İşçi statüsüyle zabıta memurluğu yaptırılmasının daha anlatmadığım birçok sakıncası vardır. Gücünü kuvvetini dayanağını korumasını kanundan alan kadrolu bir zabıta memuruna usulsüz bir iş yaptıramazsınız .
Fakat; kurumdaki varlığınız pozisyonunuz mevkiiniz makamınız iş hayatınızın geleceği ve devamlılık arz etmesi bir minnettarlığa dayanıyorsa minnet kâr olduğunuz makamın emrini yapmama gibi bir lüksünüz yoktur. Ve bu minnet kârlık kişileri öyle bir hale sokmuş ki huzurlarında el pençe divan durdurtmuştur.

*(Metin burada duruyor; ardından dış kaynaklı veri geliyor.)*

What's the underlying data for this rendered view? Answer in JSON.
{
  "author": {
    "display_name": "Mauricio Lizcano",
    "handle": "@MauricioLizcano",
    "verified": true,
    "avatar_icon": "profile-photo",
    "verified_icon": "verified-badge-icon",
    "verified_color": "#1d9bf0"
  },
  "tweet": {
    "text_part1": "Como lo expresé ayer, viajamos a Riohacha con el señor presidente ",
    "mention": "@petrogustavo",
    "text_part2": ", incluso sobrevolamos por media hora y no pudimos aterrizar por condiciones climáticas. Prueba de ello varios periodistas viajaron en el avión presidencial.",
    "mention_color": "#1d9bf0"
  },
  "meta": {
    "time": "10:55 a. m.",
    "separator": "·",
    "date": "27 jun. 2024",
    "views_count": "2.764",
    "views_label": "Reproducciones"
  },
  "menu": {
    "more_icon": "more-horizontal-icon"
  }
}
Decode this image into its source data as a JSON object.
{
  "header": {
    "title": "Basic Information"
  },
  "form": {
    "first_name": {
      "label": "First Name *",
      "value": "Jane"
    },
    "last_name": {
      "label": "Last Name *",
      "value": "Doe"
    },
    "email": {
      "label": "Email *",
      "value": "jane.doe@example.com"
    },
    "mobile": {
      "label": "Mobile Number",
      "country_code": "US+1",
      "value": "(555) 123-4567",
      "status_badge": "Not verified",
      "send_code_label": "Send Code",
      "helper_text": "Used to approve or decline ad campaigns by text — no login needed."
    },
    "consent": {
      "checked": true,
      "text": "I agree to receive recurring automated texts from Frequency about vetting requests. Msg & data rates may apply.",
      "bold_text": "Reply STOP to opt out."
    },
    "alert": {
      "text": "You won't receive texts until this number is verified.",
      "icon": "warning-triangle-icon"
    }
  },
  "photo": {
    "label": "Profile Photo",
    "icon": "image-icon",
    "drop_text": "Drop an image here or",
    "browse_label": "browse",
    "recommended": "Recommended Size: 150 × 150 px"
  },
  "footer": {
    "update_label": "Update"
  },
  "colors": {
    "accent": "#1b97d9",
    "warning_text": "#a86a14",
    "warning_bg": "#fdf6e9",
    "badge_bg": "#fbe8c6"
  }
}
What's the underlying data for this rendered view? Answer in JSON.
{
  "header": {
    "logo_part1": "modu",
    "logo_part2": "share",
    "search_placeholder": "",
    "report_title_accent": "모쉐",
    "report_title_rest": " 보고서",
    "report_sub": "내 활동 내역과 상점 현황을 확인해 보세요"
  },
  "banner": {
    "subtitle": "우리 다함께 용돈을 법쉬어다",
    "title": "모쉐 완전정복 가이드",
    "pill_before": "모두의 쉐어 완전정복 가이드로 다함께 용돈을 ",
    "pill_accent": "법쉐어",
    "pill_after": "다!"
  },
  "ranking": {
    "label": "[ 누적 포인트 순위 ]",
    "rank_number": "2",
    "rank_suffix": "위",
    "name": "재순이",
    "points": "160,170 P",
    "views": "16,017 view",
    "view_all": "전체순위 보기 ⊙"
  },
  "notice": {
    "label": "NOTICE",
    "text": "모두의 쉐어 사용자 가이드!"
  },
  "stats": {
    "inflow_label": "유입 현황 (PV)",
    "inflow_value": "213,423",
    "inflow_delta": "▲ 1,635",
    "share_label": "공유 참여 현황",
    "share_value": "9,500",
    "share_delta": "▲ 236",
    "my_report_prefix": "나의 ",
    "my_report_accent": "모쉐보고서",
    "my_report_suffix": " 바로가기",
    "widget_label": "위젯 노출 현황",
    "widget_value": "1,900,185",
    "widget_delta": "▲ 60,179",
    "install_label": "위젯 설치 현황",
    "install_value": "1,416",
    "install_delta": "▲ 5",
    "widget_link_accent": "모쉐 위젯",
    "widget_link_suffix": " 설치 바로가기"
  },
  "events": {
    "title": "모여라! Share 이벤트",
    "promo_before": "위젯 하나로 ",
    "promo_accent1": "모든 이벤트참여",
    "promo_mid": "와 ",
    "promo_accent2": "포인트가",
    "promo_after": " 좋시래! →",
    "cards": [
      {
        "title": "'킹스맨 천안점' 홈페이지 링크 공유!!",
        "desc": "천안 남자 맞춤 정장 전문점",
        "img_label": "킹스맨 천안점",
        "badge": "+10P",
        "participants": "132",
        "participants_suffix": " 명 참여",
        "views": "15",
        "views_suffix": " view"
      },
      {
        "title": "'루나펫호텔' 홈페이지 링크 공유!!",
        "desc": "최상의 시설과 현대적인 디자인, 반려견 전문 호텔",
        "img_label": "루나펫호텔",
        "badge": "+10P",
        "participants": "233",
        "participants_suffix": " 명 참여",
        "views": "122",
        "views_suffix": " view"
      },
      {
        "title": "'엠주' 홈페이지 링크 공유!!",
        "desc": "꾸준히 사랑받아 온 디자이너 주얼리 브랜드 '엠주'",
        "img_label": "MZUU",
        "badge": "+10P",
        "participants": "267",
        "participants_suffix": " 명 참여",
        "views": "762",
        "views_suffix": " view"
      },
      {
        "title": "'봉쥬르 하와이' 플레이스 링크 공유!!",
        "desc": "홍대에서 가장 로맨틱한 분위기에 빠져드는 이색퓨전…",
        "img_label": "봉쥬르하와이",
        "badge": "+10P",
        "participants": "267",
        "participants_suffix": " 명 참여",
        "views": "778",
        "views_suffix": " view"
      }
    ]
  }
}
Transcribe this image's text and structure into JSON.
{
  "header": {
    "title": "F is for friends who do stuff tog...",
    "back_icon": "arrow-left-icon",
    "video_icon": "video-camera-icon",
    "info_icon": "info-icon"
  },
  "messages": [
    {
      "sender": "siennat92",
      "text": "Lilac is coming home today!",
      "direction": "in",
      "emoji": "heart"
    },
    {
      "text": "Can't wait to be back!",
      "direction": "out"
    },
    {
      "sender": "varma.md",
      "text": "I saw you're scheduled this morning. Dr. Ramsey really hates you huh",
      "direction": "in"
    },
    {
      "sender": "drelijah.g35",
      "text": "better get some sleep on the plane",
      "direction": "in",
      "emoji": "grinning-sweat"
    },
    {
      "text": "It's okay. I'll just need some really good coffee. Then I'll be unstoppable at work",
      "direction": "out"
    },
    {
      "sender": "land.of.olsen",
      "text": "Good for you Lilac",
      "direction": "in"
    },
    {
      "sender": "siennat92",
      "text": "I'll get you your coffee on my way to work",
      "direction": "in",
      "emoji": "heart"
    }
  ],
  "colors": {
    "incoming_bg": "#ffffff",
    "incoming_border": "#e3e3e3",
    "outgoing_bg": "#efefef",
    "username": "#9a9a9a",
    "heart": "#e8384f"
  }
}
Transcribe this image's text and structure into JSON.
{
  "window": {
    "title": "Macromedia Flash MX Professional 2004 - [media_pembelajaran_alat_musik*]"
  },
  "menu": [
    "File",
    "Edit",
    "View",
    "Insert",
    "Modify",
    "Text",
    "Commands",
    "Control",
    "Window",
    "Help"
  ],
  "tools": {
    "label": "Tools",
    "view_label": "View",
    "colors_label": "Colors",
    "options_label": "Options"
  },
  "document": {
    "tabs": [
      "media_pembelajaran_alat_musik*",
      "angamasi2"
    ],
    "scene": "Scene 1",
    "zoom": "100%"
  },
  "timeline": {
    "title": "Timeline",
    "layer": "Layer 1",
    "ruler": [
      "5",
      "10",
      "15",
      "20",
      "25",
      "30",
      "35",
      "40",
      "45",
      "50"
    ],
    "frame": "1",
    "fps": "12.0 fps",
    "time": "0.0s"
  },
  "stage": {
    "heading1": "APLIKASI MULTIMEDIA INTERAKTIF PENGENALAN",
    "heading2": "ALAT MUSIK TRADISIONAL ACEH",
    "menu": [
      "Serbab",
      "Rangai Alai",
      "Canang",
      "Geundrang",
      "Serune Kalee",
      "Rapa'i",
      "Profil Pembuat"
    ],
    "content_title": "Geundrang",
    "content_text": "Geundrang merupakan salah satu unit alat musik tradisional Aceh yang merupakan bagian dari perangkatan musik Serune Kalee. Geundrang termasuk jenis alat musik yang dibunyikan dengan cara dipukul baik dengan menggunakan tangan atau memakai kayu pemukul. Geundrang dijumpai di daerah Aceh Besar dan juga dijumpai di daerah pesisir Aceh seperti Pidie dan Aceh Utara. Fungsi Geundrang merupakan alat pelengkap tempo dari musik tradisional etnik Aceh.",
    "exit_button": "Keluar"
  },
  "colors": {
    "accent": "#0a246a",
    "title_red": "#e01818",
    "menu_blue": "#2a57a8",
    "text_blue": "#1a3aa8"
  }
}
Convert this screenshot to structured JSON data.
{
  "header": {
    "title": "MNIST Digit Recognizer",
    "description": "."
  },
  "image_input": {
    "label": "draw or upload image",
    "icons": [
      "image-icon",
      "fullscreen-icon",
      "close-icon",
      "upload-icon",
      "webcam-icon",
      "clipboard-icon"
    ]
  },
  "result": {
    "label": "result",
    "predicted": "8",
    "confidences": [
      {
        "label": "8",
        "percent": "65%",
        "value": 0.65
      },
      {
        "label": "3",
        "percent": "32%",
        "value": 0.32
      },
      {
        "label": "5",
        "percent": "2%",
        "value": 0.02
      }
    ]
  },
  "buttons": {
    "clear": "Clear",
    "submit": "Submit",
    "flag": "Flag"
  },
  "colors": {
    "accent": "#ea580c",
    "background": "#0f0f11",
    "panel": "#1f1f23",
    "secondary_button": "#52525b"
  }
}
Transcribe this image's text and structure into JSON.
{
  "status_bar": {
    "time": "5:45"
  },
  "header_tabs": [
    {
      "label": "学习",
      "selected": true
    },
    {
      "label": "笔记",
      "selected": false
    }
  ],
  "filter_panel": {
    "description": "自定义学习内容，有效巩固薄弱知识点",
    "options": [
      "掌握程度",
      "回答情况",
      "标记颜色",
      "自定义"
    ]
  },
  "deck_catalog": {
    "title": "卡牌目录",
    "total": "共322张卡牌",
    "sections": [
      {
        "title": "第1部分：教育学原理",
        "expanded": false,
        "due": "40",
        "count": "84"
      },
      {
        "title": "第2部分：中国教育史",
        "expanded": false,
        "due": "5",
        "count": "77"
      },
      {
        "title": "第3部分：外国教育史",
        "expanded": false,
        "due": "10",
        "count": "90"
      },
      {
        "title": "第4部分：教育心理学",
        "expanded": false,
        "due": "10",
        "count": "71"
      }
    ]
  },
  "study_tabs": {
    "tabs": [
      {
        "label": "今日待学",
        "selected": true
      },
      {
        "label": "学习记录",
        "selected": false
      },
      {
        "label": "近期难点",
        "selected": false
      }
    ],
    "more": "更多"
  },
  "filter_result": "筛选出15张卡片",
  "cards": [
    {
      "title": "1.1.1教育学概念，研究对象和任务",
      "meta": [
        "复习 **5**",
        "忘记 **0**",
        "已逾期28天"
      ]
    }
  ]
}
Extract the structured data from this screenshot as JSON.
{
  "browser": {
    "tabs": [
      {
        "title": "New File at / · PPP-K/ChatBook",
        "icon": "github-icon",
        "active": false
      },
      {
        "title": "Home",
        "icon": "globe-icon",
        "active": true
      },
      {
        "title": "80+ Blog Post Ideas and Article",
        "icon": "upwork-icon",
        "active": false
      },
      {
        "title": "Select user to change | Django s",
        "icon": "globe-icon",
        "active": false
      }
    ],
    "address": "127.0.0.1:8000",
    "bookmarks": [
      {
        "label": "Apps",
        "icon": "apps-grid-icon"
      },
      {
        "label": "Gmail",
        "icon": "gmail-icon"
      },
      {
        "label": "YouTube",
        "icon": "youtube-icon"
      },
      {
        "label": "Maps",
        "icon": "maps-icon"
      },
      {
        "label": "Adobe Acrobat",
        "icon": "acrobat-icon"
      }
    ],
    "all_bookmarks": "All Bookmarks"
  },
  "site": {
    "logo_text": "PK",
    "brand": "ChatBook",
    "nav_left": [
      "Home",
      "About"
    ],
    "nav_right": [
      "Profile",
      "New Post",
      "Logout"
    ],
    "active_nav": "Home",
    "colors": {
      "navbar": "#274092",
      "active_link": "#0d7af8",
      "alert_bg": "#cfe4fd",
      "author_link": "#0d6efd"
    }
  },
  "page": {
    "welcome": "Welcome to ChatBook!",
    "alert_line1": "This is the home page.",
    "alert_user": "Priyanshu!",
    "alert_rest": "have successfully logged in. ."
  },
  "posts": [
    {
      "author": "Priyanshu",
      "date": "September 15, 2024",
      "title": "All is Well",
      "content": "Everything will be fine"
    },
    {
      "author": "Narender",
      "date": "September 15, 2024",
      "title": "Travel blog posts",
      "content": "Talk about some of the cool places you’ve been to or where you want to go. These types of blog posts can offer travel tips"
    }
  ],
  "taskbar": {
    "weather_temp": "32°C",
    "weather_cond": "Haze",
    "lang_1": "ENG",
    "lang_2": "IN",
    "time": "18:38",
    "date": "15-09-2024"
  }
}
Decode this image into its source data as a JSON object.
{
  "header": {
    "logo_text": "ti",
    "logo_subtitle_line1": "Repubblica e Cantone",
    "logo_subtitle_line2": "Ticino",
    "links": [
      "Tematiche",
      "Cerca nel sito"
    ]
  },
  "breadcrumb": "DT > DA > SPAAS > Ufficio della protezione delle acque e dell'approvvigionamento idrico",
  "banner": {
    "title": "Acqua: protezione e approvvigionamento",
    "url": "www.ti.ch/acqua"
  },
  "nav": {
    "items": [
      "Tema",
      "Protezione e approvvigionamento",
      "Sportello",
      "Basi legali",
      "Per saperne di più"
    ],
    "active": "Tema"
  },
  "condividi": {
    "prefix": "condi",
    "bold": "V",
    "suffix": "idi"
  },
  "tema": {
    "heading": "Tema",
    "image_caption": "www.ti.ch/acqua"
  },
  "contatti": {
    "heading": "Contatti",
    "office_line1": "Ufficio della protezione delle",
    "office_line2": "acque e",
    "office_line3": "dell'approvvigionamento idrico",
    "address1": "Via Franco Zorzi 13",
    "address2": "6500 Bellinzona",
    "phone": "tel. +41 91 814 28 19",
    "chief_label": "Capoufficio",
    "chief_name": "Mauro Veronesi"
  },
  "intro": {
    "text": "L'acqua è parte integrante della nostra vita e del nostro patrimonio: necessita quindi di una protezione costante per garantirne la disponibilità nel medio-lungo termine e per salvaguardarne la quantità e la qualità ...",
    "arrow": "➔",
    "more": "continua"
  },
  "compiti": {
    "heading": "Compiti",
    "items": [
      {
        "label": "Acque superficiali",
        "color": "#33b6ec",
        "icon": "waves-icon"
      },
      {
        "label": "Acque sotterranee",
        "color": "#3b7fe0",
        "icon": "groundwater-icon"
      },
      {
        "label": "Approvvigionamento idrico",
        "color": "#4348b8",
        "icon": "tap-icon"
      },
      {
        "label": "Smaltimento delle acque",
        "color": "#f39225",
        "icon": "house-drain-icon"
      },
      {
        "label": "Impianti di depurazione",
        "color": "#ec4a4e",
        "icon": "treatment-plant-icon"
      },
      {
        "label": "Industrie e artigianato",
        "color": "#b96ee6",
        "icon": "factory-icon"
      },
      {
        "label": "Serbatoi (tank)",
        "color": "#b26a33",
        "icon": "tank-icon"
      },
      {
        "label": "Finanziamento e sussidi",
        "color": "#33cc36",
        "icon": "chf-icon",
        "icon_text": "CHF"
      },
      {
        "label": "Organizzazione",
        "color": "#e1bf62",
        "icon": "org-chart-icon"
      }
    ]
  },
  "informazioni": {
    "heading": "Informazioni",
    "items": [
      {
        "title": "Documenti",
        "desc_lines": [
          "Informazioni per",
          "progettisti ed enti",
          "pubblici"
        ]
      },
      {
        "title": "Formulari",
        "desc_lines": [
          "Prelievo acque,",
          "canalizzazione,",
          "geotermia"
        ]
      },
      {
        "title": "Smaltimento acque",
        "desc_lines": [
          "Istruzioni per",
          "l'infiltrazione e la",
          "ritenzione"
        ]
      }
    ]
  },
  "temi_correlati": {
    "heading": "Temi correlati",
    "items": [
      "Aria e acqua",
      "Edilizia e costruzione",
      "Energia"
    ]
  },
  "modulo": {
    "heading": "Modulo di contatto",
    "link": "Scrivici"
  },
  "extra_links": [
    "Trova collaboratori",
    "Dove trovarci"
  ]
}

Sonuç olarak devlet yönetiminde bürokrasi ve işleyiş açısından her şey hukuka ve kanunlara uygun olmalı ki hem çalışan açısından hem de hizmet alan vatandaş açısından toplumda huzur, barış, adalet esenlik, muhabbet, yardımlaşma, sevgi, dayanışma, kalkınma, verimlilik ... hasıl olsun. neticede hukuka riayet etmek hukuk devleti olmanın gereğidir. Sosyal devlet anlayışının ve toplumsal hoşgörünün hakim olduğu bir yönetim, bizleri belediyecilikte dünyanın takip ettiği muasır medeniyetler üzerine çıkararak dünya lideri konumuna taşıyacaktır. Evet bizler Türkiye yüz yılından bahsedeceksek önce kendi içimizdeki hukuksuzluklara haksızlıklara eşitsizliklere çözüm üretmek zorundayız bundan dolayı biz eşit işe eşit ücret anayasanın temel ilkesidir diyoruz ve herkese hak ettiği değerin kıymetin verilmesi gerektiği inancını taşıyoruz.
Bu gerekçelere istinaden biz zabıta destek personellerine 657 devlet memuru kadrosunun verilmesi artık birer zorunluluktur. Aksi takdirde devlet işleyişine, bürokrasisine ve geleneğine ters, hukuka aykırı, adaletsizlik doğuran bu durum ile artık devam edilemez. ümit ediyoruz ki devlet büyüklerimiz bu durumun farkındadır ve bir an önce bu konuyu çözüme kavuşturmak için gerekli hassasiyeti gösterip gereğini yapacağını temenni ediyoruz."